There was a significant concentration of police on hand, meaning enforcement was a possibility.
Dozens of bins were scattered about so there was never a more convenient location for disposing of rubbish.
He had education, the potential for enforcement, and convenience. All the campaign boxes are ticked. It still didn’t work.
Why?
Knowing something is bad and not doing that ‘bad’ thing are completely different mentalities.
Odds are that knew he should have binned the rubbish but couldn’t be bothered. Someone else will pick it up, the cops are busy warding off potential drunks, and everyone else’s mind is on money and horses. No one will notice, right?
Wrong. That’s the wrong question to be asking altogether.

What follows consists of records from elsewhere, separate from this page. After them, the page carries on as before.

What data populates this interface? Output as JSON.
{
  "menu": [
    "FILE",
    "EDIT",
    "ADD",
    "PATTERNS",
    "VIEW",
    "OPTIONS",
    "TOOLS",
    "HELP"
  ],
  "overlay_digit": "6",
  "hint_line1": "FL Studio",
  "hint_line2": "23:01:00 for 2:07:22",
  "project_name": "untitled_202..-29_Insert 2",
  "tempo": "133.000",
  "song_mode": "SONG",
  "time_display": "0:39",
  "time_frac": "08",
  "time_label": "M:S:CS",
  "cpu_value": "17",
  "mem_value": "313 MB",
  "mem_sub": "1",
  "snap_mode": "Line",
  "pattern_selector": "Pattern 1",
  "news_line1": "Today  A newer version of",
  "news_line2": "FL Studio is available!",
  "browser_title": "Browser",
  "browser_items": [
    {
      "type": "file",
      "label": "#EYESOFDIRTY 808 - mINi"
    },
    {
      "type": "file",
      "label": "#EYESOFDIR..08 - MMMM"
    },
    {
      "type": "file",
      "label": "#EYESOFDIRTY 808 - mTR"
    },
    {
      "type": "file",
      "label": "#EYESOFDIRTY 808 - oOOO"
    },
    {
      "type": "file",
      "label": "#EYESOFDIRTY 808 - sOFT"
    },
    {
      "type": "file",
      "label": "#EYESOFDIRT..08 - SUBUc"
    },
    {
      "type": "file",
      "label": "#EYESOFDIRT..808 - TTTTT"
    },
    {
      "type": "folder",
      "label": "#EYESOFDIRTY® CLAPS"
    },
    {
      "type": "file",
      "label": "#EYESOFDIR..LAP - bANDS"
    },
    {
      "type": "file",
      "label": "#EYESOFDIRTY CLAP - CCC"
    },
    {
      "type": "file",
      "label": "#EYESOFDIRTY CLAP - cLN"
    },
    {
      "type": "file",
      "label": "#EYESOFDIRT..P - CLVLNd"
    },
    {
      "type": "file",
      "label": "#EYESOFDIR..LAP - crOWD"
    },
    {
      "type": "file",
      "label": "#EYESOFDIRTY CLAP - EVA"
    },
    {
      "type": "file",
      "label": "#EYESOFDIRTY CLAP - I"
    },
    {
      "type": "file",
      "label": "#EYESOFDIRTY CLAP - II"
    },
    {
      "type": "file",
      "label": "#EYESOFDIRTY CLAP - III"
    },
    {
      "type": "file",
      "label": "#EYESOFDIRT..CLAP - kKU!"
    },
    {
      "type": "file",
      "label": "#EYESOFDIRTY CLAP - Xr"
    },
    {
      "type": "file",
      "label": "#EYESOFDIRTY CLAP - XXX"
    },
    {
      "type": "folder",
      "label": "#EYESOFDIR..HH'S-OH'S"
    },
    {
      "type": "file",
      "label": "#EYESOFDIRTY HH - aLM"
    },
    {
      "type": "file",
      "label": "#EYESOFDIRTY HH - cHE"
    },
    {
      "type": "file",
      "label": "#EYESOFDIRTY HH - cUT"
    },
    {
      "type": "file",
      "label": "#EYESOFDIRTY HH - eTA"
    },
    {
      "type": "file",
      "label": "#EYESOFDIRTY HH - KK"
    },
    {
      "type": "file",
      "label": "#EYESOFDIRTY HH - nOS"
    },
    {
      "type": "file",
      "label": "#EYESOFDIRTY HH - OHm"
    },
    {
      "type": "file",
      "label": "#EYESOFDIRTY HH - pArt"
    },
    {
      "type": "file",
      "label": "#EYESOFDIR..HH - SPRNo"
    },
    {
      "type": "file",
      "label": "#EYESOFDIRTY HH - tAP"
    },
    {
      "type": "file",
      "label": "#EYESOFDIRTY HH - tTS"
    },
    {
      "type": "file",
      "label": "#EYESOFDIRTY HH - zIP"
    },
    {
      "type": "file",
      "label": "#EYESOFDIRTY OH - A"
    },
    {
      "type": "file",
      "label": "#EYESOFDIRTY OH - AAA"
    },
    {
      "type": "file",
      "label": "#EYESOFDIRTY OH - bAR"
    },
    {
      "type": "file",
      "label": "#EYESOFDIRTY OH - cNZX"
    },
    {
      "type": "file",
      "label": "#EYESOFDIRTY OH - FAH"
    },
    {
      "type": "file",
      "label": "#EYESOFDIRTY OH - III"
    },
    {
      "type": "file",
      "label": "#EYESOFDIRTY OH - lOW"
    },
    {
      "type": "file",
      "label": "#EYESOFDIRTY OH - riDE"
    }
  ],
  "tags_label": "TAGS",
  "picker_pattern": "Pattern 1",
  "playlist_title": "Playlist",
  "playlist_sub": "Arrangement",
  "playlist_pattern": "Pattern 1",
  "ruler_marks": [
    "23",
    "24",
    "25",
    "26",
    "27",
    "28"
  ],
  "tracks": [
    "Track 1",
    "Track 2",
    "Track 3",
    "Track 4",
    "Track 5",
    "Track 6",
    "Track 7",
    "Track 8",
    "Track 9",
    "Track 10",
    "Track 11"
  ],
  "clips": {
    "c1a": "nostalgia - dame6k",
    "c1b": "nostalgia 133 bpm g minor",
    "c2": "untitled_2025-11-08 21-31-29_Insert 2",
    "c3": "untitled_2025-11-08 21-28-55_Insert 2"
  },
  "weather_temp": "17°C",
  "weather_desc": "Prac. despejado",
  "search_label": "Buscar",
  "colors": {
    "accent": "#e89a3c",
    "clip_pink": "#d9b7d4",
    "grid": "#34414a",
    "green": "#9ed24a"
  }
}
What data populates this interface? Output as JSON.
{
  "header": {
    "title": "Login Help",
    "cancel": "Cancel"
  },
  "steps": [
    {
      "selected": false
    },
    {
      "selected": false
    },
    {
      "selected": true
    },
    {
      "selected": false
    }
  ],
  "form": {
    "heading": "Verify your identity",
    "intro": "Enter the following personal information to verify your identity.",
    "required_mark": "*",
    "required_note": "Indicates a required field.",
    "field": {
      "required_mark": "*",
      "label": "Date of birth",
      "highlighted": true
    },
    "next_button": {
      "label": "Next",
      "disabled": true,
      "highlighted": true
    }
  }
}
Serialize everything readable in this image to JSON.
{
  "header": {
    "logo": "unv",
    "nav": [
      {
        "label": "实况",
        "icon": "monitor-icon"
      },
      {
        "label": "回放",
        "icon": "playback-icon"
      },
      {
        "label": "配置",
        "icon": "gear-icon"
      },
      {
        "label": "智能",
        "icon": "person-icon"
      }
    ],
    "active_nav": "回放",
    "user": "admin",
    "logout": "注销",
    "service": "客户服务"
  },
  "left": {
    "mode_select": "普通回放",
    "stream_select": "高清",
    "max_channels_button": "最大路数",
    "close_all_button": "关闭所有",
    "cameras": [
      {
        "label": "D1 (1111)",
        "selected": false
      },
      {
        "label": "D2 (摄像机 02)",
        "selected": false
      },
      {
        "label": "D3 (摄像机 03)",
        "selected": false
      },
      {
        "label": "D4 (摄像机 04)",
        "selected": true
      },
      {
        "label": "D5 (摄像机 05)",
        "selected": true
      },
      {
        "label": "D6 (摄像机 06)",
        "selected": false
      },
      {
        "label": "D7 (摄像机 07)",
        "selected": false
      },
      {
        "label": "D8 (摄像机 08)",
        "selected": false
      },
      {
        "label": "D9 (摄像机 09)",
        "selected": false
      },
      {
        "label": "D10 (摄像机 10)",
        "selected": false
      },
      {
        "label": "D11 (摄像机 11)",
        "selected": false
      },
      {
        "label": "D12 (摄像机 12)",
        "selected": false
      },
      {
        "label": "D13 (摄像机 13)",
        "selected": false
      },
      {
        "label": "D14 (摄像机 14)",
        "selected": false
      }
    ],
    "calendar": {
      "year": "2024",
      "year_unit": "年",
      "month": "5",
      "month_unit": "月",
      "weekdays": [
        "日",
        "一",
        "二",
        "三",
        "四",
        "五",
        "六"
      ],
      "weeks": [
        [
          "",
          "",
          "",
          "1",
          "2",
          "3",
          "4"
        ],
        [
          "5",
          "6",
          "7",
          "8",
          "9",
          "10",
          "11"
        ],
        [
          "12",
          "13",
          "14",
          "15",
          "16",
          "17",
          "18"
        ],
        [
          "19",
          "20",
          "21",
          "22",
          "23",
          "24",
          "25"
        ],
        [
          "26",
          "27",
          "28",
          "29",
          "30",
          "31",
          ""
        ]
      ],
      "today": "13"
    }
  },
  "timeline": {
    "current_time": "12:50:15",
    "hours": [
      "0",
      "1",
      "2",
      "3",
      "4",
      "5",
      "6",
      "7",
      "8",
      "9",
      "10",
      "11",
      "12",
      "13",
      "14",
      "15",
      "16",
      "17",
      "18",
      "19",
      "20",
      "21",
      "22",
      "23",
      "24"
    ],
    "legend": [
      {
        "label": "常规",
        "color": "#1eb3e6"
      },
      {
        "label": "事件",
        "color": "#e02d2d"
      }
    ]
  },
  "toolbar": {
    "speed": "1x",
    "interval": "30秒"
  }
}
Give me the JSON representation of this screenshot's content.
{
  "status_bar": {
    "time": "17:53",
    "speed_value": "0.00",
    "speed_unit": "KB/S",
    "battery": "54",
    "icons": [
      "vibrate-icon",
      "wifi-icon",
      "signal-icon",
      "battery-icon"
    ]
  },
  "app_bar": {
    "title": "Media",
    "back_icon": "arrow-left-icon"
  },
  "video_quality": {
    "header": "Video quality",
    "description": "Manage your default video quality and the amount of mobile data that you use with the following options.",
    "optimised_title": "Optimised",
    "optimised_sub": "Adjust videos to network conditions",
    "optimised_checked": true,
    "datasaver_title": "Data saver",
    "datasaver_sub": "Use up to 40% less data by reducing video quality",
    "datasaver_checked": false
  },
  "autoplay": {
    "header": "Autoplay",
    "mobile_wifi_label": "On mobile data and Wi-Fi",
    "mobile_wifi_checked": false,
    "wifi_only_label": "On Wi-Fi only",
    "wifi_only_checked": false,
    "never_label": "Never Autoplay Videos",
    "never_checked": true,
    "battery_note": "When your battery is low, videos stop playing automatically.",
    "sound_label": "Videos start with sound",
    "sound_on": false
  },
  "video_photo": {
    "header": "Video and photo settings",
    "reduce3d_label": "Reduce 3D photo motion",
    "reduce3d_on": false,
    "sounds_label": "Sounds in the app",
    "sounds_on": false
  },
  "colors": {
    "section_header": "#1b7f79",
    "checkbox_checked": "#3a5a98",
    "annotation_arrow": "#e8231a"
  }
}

Privilege breeds all sorts of things. One of them is selfishness. Not disposing of your own rubbish because you can get away with it and you don’t care anyway is lazy, stupid and selfish. It’s ugly.
Singapore knows how to keep would-be litterers at bay. They fine litterbugs massive amounts of money. That is, up to $5000 for repeat offenders of small items like plastic bags. Plus they make offenders do up to a year of community service.
It’s not uncommon for Singaporeans on community service (Corrective Work Orders) to avoid being noticed by friends and family while doing the time. It’s embarrassing for them.
This is coming from a country who put enforcing littering laws as the first descriptor of their Warrant Enforcement Unit in the Police force (before illegal parking and speeding).
In Victoria last year 0.4 per cent of infringements were related to environment and pollution, 56 per cent were related to traffic, and 37 per cent were related to parking.
Unsurprisingly, Singapore is one of the cleanest countries in the world because of the government’s no-nonsense policy.
Maybe the only thing that will cut through people’s selfishness is directly attacking their hip pocket. Government-sponsored bodies have tried everything else. With more enforcement people will slowly learn that they should take responsibility for the waste they produce.
What’s the alternative? Bin your damn rubbish. It isn’t that hard.